Red hood and the Outlaws #4 (DC Comics)
So what’s it about? For the full DC summary just read this:
“DARK TRINITY” part four! The unimaginable has happened—Black Mask has gained control of one of the most powerful beings in the world: Bizarro! Can the Red Hood stop him before Black Mask’s reign of terror begins?
Why does this book matter?
Scott Lobdell is writing a slow, but certain team building book here and so far it’s worked quite well. Each character has their own mission, but we’ve slowly moved towards them maybe realizing together they can do much more good work. Meanwhile, artist Dexter Soy is killing it with interesting double page layouts and highly detailed work throughout. Bizarro is finally a mainstay in the series so now is not the time to drop this!
Fine, you have my attention. What’s good about it?
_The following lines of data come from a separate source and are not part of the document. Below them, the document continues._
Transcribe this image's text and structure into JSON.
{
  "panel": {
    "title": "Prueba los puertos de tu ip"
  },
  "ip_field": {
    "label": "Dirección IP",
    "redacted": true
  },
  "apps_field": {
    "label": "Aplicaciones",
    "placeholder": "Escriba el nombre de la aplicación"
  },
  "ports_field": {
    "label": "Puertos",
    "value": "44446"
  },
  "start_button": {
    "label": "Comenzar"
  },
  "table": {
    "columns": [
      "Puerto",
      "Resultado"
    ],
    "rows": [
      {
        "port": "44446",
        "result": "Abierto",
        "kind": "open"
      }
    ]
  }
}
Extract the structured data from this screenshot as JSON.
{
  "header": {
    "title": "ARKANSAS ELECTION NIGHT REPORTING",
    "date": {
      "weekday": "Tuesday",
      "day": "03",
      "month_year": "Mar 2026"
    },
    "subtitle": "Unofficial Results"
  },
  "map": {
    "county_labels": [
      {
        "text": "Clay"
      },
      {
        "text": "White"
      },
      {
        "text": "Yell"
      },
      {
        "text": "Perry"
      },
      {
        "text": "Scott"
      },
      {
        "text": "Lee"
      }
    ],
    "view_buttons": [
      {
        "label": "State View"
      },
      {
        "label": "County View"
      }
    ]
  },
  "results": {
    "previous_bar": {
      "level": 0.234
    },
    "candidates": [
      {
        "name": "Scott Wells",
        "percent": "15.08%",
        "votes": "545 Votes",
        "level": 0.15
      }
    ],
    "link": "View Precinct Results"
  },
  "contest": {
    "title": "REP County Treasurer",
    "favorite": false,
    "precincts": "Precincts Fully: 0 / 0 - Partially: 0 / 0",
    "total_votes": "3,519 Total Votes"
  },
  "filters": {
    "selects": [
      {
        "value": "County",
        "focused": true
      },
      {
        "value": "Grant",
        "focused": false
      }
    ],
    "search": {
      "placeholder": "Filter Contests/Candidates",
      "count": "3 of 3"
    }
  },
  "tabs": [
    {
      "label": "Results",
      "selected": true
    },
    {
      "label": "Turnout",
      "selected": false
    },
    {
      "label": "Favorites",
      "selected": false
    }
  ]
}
And this issue continues that trend. Red Hood and Bizarro go toe to toe for much of the opening pages, which sets up an immediate threat, but also something for Artemis and Red Hood to think (via captions) about. It also creates a situation for Black Hood to reflect on–as well as create further tension between he and Red Hood–which leads to the main plot of this issue. Black Hood and Red Hood have key scenes of dialogue, which further develop their relationship and actually quell an issue I’ve been having since the start. This all leads to an ultimatum and an exciting cliffhanger.
The issue also contains a key flashback for Artemis, a bit of humor (finally someone calls Black Mask on his BDSM thing) and delivers answers to the elephant in the room.
The art by Soy continues to be top notch and in fact this issue may be his strongest yet. Art usually drops in quality over time (since deadlines creep up) but Soy’s lines look as crisp and detailed as ever. In one full page spread, the complexity of the hulking Bizarro, a self reflective Red Hood, and a toy Superman all come together nicely, but up in the corner a flash of the people of Gotham are shown to reflect Red Hood’s calming words. It’s one of many beautiful pages in the book.
It can’t be perfect can it?
The turn in the issue that leads us to the cliffhanger does feel a bit cliched when it comes to superhero comics. The bad guy wants something, they don’t agree, and the usual “hell to pay” threat comes next. Understandably comics have little time to convey ideas, dialogue, and events, but the turn comes so quickly it reads overly dramatic.
This book gets inside their heads.
Is It Good?
Character work is on point as Red Hood’s heroic goodness rears its head. The team is coming together, a major development between Red Hood and Black Mask culminates, and the art is gorgeous.